I googled how to use a dishwasher because I didn’t want to be the 20 year old that can’t do basic chores. I read the user manual and looked for the filters and catchment drains. They were filthy so I cleaned them, then followed the stacking guide in the user manual and ran it with a full load of my housemates dishes.
I was very impressed with how clean they came out.
I mentioned it to a housemate who found it very amusing I’d only just discovered the dishwasher, he warned me that it was old and broken and not a very good dishwasher so the few housemates that use it were actually talking about splitting the cost of a replacement if I wanted to get in on it.
Why? When the dishwasher was working perfectly.
All 7 of my housemates flooded into the kitchen to assess the cleanliness of the dishes because no one believed me that the dishwasher worked.
Turns out in the 7 years the house had been used for student housing since the landlords son took over as head tenant, not a single one of the rotating cast of 8 housemates had ever cleaned the secondary catchment filter, and only rarely did someone remember to clean the main filter.

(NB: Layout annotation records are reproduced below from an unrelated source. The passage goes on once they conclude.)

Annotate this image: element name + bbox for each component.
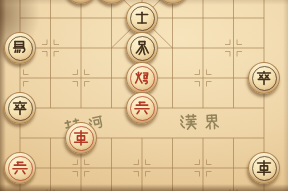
piece-character — [73, 130, 90, 147]
piece-character — [134, 100, 151, 117]
piece-character — [256, 70, 273, 87]
river-label-char — [203, 113, 222, 132]
piece-red-兵[interactable] — [126, 92, 158, 124]
piece-black-卒[interactable] — [248, 62, 280, 94]
piece-character — [134, 10, 151, 27]
piece-red-兵[interactable] — [4, 152, 36, 184]
piece-black-馬[interactable] — [4, 32, 36, 64]
piece-red-車[interactable] — [65, 122, 97, 154]
piece-character — [134, 70, 151, 87]
piece-character — [256, 160, 273, 177]
piece-character — [12, 40, 29, 57]
river-label-char — [178, 112, 198, 132]
piece-character — [134, 40, 151, 57]
piece-black-士[interactable] — [126, 2, 158, 34]
piece-black-象[interactable] — [126, 32, 158, 64]
piece-black-車[interactable] — [248, 152, 280, 184]
piece-black-卒[interactable] — [4, 92, 36, 124]
piece-red-炮[interactable] — [126, 62, 158, 94]
piece-character — [12, 100, 29, 117]
piece-character — [12, 160, 29, 177]
xiangqi-board — [0, 0, 288, 191]
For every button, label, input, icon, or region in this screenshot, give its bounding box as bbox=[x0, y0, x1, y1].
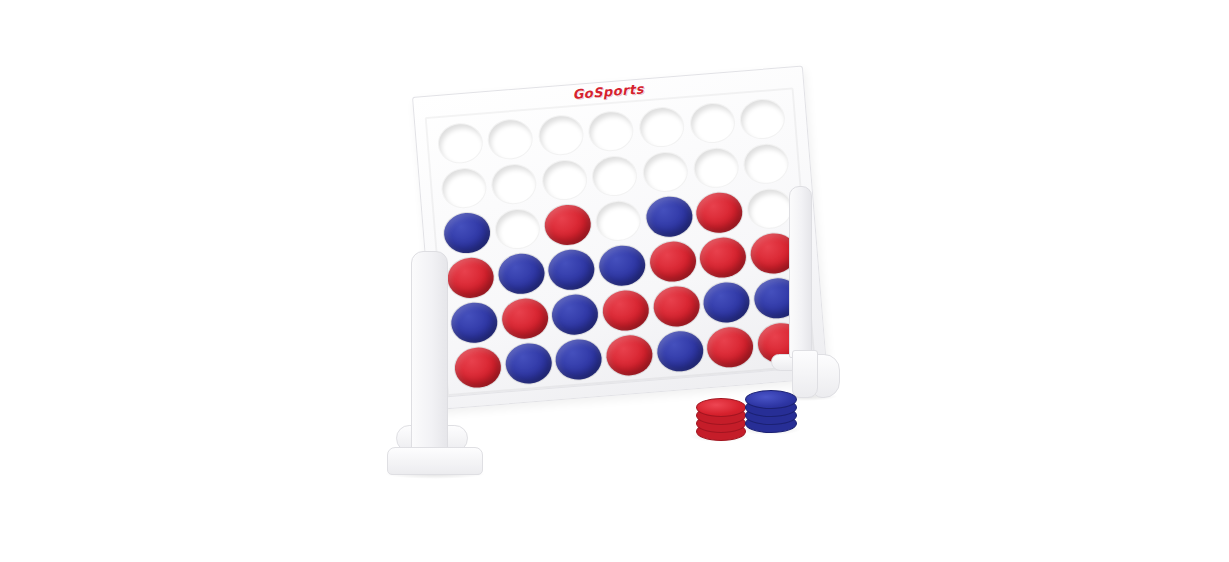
blue-disc bbox=[554, 337, 603, 381]
cell-r4c4 bbox=[595, 241, 649, 290]
blue-disc bbox=[655, 329, 704, 373]
red-disc bbox=[544, 203, 593, 247]
cell-r1c5 bbox=[635, 102, 689, 151]
cell-r4c6 bbox=[696, 233, 750, 282]
red-disc-stack bbox=[696, 398, 744, 440]
red-disc bbox=[601, 288, 650, 332]
cell-r1c3 bbox=[534, 110, 588, 159]
cell-r4c5 bbox=[646, 237, 700, 286]
cell-r5c4 bbox=[599, 286, 653, 335]
red-disc bbox=[695, 190, 744, 234]
empty-hole bbox=[537, 113, 585, 156]
cell-r4c2 bbox=[494, 249, 548, 298]
empty-hole bbox=[486, 117, 534, 160]
cell-r4c3 bbox=[545, 245, 599, 294]
cell-r1c4 bbox=[584, 106, 638, 155]
blue-disc bbox=[443, 211, 492, 255]
empty-hole bbox=[742, 142, 790, 185]
empty-hole bbox=[541, 158, 589, 201]
red-disc bbox=[698, 235, 747, 279]
empty-hole bbox=[440, 166, 488, 209]
empty-hole bbox=[595, 199, 643, 242]
cell-r2c5 bbox=[638, 147, 692, 196]
cell-r6c2 bbox=[502, 339, 556, 388]
left-foot-base bbox=[387, 447, 483, 475]
red-disc bbox=[500, 296, 549, 340]
empty-hole bbox=[641, 150, 689, 193]
cell-r1c6 bbox=[685, 98, 739, 147]
cell-r6c3 bbox=[552, 334, 606, 383]
blue-disc bbox=[497, 252, 546, 296]
blue-disc bbox=[547, 247, 596, 291]
cell-r6c5 bbox=[653, 326, 707, 375]
cell-r6c6 bbox=[703, 322, 757, 371]
empty-hole bbox=[746, 186, 794, 229]
red-stack-disc bbox=[696, 398, 746, 417]
empty-hole bbox=[688, 101, 736, 144]
stand-right-post bbox=[789, 186, 812, 358]
cell-r2c2 bbox=[487, 159, 541, 208]
cell-r6c1 bbox=[451, 343, 505, 392]
cell-r3c2 bbox=[491, 204, 545, 253]
cell-r2c1 bbox=[437, 163, 491, 212]
cell-r6c4 bbox=[602, 330, 656, 379]
blue-disc bbox=[551, 292, 600, 336]
connect-four-board: GoSports bbox=[412, 66, 828, 410]
cell-r2c4 bbox=[588, 151, 642, 200]
empty-hole bbox=[638, 105, 686, 148]
cell-r5c3 bbox=[548, 290, 602, 339]
cell-r5c5 bbox=[649, 282, 703, 331]
red-disc bbox=[648, 239, 697, 283]
empty-hole bbox=[490, 162, 538, 205]
cell-r4c1 bbox=[444, 253, 498, 302]
blue-disc bbox=[450, 300, 499, 344]
red-disc bbox=[652, 284, 701, 328]
blue-disc bbox=[598, 243, 647, 287]
cell-r2c6 bbox=[689, 143, 743, 192]
red-disc bbox=[706, 325, 755, 369]
blue-disc-stack bbox=[745, 390, 795, 432]
right-foot-pad bbox=[792, 350, 818, 398]
cell-r1c2 bbox=[484, 114, 538, 163]
red-disc bbox=[446, 256, 495, 300]
blue-disc bbox=[504, 341, 553, 385]
empty-hole bbox=[692, 146, 740, 189]
empty-hole bbox=[587, 109, 635, 152]
red-disc bbox=[454, 345, 503, 389]
red-disc bbox=[605, 333, 654, 377]
cell-r3c3 bbox=[541, 200, 595, 249]
empty-hole bbox=[494, 207, 542, 250]
cell-r5c6 bbox=[700, 277, 754, 326]
cell-r5c1 bbox=[448, 298, 502, 347]
cell-r2c7 bbox=[739, 139, 793, 188]
cell-r3c5 bbox=[642, 192, 696, 241]
stand-left-post bbox=[411, 251, 448, 455]
cell-r3c6 bbox=[692, 188, 746, 237]
empty-hole bbox=[591, 154, 639, 197]
board-grid bbox=[433, 94, 808, 392]
cell-r3c4 bbox=[592, 196, 646, 245]
cell-r2c3 bbox=[538, 155, 592, 204]
blue-disc bbox=[644, 194, 693, 238]
empty-hole bbox=[436, 121, 484, 164]
product-photo-scene: GoSports bbox=[0, 0, 1229, 562]
cell-r1c7 bbox=[736, 94, 790, 143]
cell-r3c1 bbox=[440, 208, 494, 257]
cell-r5c2 bbox=[498, 294, 552, 343]
blue-stack-disc bbox=[745, 390, 797, 409]
empty-hole bbox=[739, 97, 787, 140]
brand-logo: GoSports bbox=[572, 81, 645, 102]
cell-r1c1 bbox=[433, 118, 487, 167]
blue-disc bbox=[702, 280, 751, 324]
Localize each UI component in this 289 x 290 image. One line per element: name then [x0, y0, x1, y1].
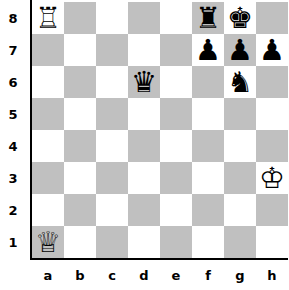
square-d5[interactable]	[128, 98, 160, 130]
file-label-f: f	[192, 262, 224, 288]
white-rook[interactable]: ♖	[35, 2, 61, 34]
square-a8[interactable]: ♖	[32, 2, 64, 34]
file-labels: abcdefgh	[32, 262, 288, 288]
square-e8[interactable]	[160, 2, 192, 34]
square-e3[interactable]	[160, 162, 192, 194]
square-h7[interactable]: ♟	[256, 34, 288, 66]
square-e6[interactable]	[160, 66, 192, 98]
square-g5[interactable]	[224, 98, 256, 130]
square-b6[interactable]	[64, 66, 96, 98]
file-label-c: c	[96, 262, 128, 288]
square-c2[interactable]	[96, 194, 128, 226]
file-label-h: h	[256, 262, 288, 288]
square-a4[interactable]	[32, 130, 64, 162]
square-g7[interactable]: ♟	[224, 34, 256, 66]
chess-diagram: 87654321 ♖♜♚♟♟♟♛♞♔♕ abcdefgh	[0, 0, 289, 290]
square-d6[interactable]: ♛	[128, 66, 160, 98]
square-g1[interactable]	[224, 226, 256, 258]
square-a6[interactable]	[32, 66, 64, 98]
square-e5[interactable]	[160, 98, 192, 130]
square-d1[interactable]	[128, 226, 160, 258]
square-b3[interactable]	[64, 162, 96, 194]
square-c5[interactable]	[96, 98, 128, 130]
square-g3[interactable]	[224, 162, 256, 194]
rank-label-1: 1	[0, 226, 26, 258]
square-b2[interactable]	[64, 194, 96, 226]
file-label-g: g	[224, 262, 256, 288]
square-e1[interactable]	[160, 226, 192, 258]
square-f4[interactable]	[192, 130, 224, 162]
square-b7[interactable]	[64, 34, 96, 66]
square-d2[interactable]	[128, 194, 160, 226]
square-d3[interactable]	[128, 162, 160, 194]
square-h3[interactable]: ♔	[256, 162, 288, 194]
black-pawn[interactable]: ♟	[227, 34, 253, 66]
square-d7[interactable]	[128, 34, 160, 66]
rank-label-6: 6	[0, 66, 26, 98]
rank-labels: 87654321	[0, 2, 26, 258]
square-e2[interactable]	[160, 194, 192, 226]
square-d8[interactable]	[128, 2, 160, 34]
rank-label-2: 2	[0, 194, 26, 226]
square-a1[interactable]: ♕	[32, 226, 64, 258]
square-a2[interactable]	[32, 194, 64, 226]
square-f7[interactable]: ♟	[192, 34, 224, 66]
file-label-e: e	[160, 262, 192, 288]
white-queen[interactable]: ♕	[35, 226, 61, 258]
file-label-d: d	[128, 262, 160, 288]
square-g4[interactable]	[224, 130, 256, 162]
square-c3[interactable]	[96, 162, 128, 194]
square-f3[interactable]	[192, 162, 224, 194]
square-e7[interactable]	[160, 34, 192, 66]
square-h8[interactable]	[256, 2, 288, 34]
square-c7[interactable]	[96, 34, 128, 66]
square-b4[interactable]	[64, 130, 96, 162]
square-a7[interactable]	[32, 34, 64, 66]
black-king[interactable]: ♚	[227, 2, 253, 34]
square-f8[interactable]: ♜	[192, 2, 224, 34]
file-label-a: a	[32, 262, 64, 288]
square-g8[interactable]: ♚	[224, 2, 256, 34]
square-h1[interactable]	[256, 226, 288, 258]
square-f1[interactable]	[192, 226, 224, 258]
board-frame: ♖♜♚♟♟♟♛♞♔♕	[30, 0, 288, 260]
square-b1[interactable]	[64, 226, 96, 258]
square-a3[interactable]	[32, 162, 64, 194]
square-g6[interactable]: ♞	[224, 66, 256, 98]
square-c6[interactable]	[96, 66, 128, 98]
square-c4[interactable]	[96, 130, 128, 162]
black-pawn[interactable]: ♟	[259, 34, 285, 66]
black-knight[interactable]: ♞	[227, 66, 253, 98]
square-h6[interactable]	[256, 66, 288, 98]
square-e4[interactable]	[160, 130, 192, 162]
chess-board: ♖♜♚♟♟♟♛♞♔♕	[32, 2, 288, 258]
rank-label-7: 7	[0, 34, 26, 66]
square-c1[interactable]	[96, 226, 128, 258]
square-b8[interactable]	[64, 2, 96, 34]
file-label-b: b	[64, 262, 96, 288]
black-pawn[interactable]: ♟	[195, 34, 221, 66]
square-f6[interactable]	[192, 66, 224, 98]
square-g2[interactable]	[224, 194, 256, 226]
square-d4[interactable]	[128, 130, 160, 162]
rank-label-5: 5	[0, 98, 26, 130]
square-a5[interactable]	[32, 98, 64, 130]
rank-label-8: 8	[0, 2, 26, 34]
rank-label-3: 3	[0, 162, 26, 194]
black-queen[interactable]: ♛	[131, 66, 157, 98]
square-h2[interactable]	[256, 194, 288, 226]
rank-label-4: 4	[0, 130, 26, 162]
white-king[interactable]: ♔	[259, 162, 285, 194]
square-f2[interactable]	[192, 194, 224, 226]
square-h4[interactable]	[256, 130, 288, 162]
square-h5[interactable]	[256, 98, 288, 130]
square-b5[interactable]	[64, 98, 96, 130]
square-f5[interactable]	[192, 98, 224, 130]
black-rook[interactable]: ♜	[195, 2, 221, 34]
square-c8[interactable]	[96, 2, 128, 34]
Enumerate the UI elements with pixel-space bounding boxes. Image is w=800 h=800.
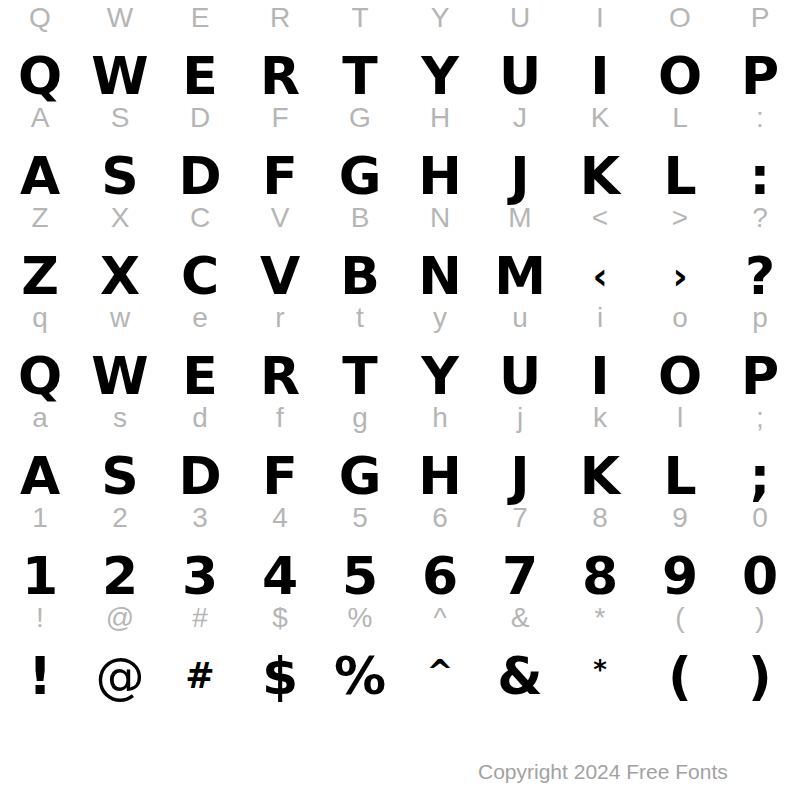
specimen-row-pair: qwertyuiopQWERTYUIOP [0, 300, 800, 400]
specimen-char: 9 [640, 544, 720, 608]
specimen-char: O [640, 44, 720, 108]
label-char: E [160, 0, 240, 36]
font-specimen-sheet: QWERTYUIOPQWERTYUIOPASDFGHJKL:ASDFGHJKL:… [0, 0, 800, 800]
label-char: Q [0, 0, 80, 36]
specimen-row-pair: 12345678901234567890 [0, 500, 800, 600]
specimen-char: : [720, 144, 800, 208]
specimen-char: Y [400, 344, 480, 408]
specimen-char: 3 [160, 544, 240, 608]
specimen-char: ‹ [560, 244, 640, 308]
specimen-char: I [560, 344, 640, 408]
specimen-row-pair: asdfghjkl;ASDFGHJKL; [0, 400, 800, 500]
specimen-char: Y [400, 44, 480, 108]
specimen-char: J [480, 444, 560, 508]
copyright-text: Copyright 2024 Free Fonts [478, 760, 728, 784]
specimen-char: N [400, 244, 480, 308]
specimen-char: H [400, 144, 480, 208]
specimen-char: M [480, 244, 560, 308]
specimen-char: G [320, 144, 400, 208]
specimen-char: U [480, 344, 560, 408]
specimen-row-pair: ASDFGHJKL:ASDFGHJKL: [0, 100, 800, 200]
specimen-char: › [640, 244, 720, 308]
specimen-char: 7 [480, 544, 560, 608]
specimen-char: F [240, 144, 320, 208]
specimen-char: H [400, 444, 480, 508]
specimen-char: W [80, 344, 160, 408]
specimen-row-pair: !@#$%^&*()!@#$%^&*() [0, 600, 800, 700]
specimen-char: ; [720, 444, 800, 508]
specimen-char: S [80, 444, 160, 508]
specimen-char: Z [0, 244, 80, 308]
specimen-row-pair: ZXCVBNM<>?ZXCVBNM‹›? [0, 200, 800, 300]
label-char: R [240, 0, 320, 36]
specimen-char: Q [0, 44, 80, 108]
specimen-char: S [80, 144, 160, 208]
specimen-char: E [160, 44, 240, 108]
specimen-char: P [720, 344, 800, 408]
specimen-char: ? [720, 244, 800, 308]
specimen-char: 4 [240, 544, 320, 608]
specimen-char: ( [640, 644, 720, 708]
specimen-char: & [480, 644, 560, 708]
label-char: W [80, 0, 160, 36]
specimen-char: ! [0, 644, 80, 708]
specimen-char: % [320, 644, 400, 708]
specimen-char: G [320, 444, 400, 508]
specimen-char: # [160, 644, 240, 708]
specimen-char: R [240, 44, 320, 108]
specimen-char: K [560, 444, 640, 508]
specimen-char: L [640, 444, 720, 508]
specimen-char: @ [80, 644, 160, 708]
specimen-char: A [0, 444, 80, 508]
specimen-char: K [560, 144, 640, 208]
specimen-char: R [240, 344, 320, 408]
specimen-char: V [240, 244, 320, 308]
specimen-char: 2 [80, 544, 160, 608]
specimen-char: T [320, 44, 400, 108]
specimen-char: 5 [320, 544, 400, 608]
specimen-char: 8 [560, 544, 640, 608]
specimen-char: L [640, 144, 720, 208]
specimen-char: O [640, 344, 720, 408]
character-map-grid: QWERTYUIOPQWERTYUIOPASDFGHJKL:ASDFGHJKL:… [0, 0, 800, 700]
label-char: I [560, 0, 640, 36]
specimen-char: $ [240, 644, 320, 708]
specimen-char: X [80, 244, 160, 308]
specimen-char: J [480, 144, 560, 208]
specimen-row-pair: QWERTYUIOPQWERTYUIOP [0, 0, 800, 100]
specimen-char: P [720, 44, 800, 108]
specimen-char: ^ [400, 640, 480, 704]
specimen-char: ) [720, 644, 800, 708]
specimen-char: D [160, 444, 240, 508]
label-char: T [320, 0, 400, 36]
label-char: O [640, 0, 720, 36]
specimen-char: T [320, 344, 400, 408]
specimen-char: E [160, 344, 240, 408]
specimen-char: D [160, 144, 240, 208]
specimen-char: U [480, 44, 560, 108]
specimen-char: F [240, 444, 320, 508]
label-char: U [480, 0, 560, 36]
specimen-char: B [320, 244, 400, 308]
specimen-char: 6 [400, 544, 480, 608]
specimen-char: A [0, 144, 80, 208]
specimen-char: Q [0, 344, 80, 408]
specimen-char: W [80, 44, 160, 108]
specimen-char: 1 [0, 544, 80, 608]
specimen-char: I [560, 44, 640, 108]
specimen-char: 0 [720, 544, 800, 608]
specimen-char: * [560, 638, 640, 702]
label-char: Y [400, 0, 480, 36]
specimen-char: C [160, 244, 240, 308]
label-char: P [720, 0, 800, 36]
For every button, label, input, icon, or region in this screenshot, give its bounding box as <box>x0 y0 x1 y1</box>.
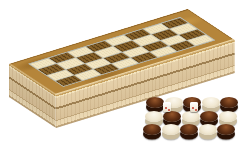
checker-piece-light <box>202 97 220 108</box>
die <box>163 102 171 112</box>
die <box>190 102 198 112</box>
die-pip <box>165 107 167 109</box>
checker-piece-light <box>145 111 163 122</box>
checker-piece-light <box>162 124 180 135</box>
die-pip <box>192 107 194 109</box>
checker-piece-light <box>199 124 217 135</box>
checker-piece-dark <box>163 111 181 122</box>
checker-piece-dark <box>220 97 238 108</box>
checker-piece-dark <box>146 97 164 108</box>
checker-piece-dark <box>143 124 161 135</box>
checker-piece-light <box>182 111 200 122</box>
die-pip <box>168 109 170 111</box>
die-pip <box>195 109 197 111</box>
checker-piece-dark <box>180 124 198 135</box>
checker-piece-light <box>219 111 237 122</box>
checkers-group <box>143 97 240 140</box>
checker-piece-dark <box>200 111 218 122</box>
product-photo-stage <box>0 0 240 150</box>
checker-piece-dark <box>217 124 235 135</box>
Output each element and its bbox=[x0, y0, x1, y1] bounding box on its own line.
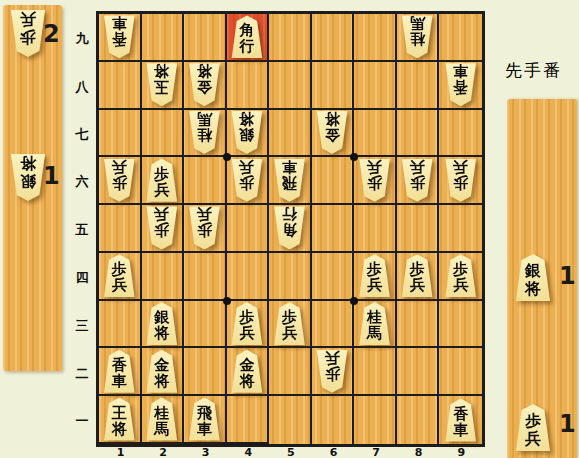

Turns out the dishwasher works great when you remove the months worth of old rotten corn building up in the filter, and drain off the 7 years of muck that’s blocking the greywater outlet flow.
My housemates will still say I stack the dishwasher like a sociopath, but I learned from the user manual so I don’t care, the dishes are clean.
- Thank your daughter for helping you with chores.
- Bring her to the mess and let her see it for herself.
- Kindly ask her why she thinks it turned out that way.
- Ask her what she thinks she can do avoid this kind of thing next time. (This is your opportunity to explain to her how to do things.)
- Kindly ask her to do it again, correctly. (Consider doing it together)
- Tell her she’s awesome for helping out, and that you really appreciate it.
Never be angry. Be patient and supportive. Don’t let frustration escalate.
For an adult? Nah. You can certainly kindly let them know that this isn’t really gonna work and explain why (and let them know you appreciate the effort), but the rest of it is way overkill and could easily be seen as patronizing, imo. They’re an adult, not a 13 year old.
Also, I interpreted the OP as finding it humorously absurd (which it is) rather than being frustrated or anything.
They’re an adult, not a 13 year old.
As the parent of a 13-year-old, that wouldn’t work either. They’d just pout and tell you that you think they can’t do anything right.
Not that getting angry helps, that makes it worse. Bargaining can work though. Promising bubble tea from a local cafe if they do it right goes a long way toward committing a teenager to education.
This method of bribery also works on supreme court judges.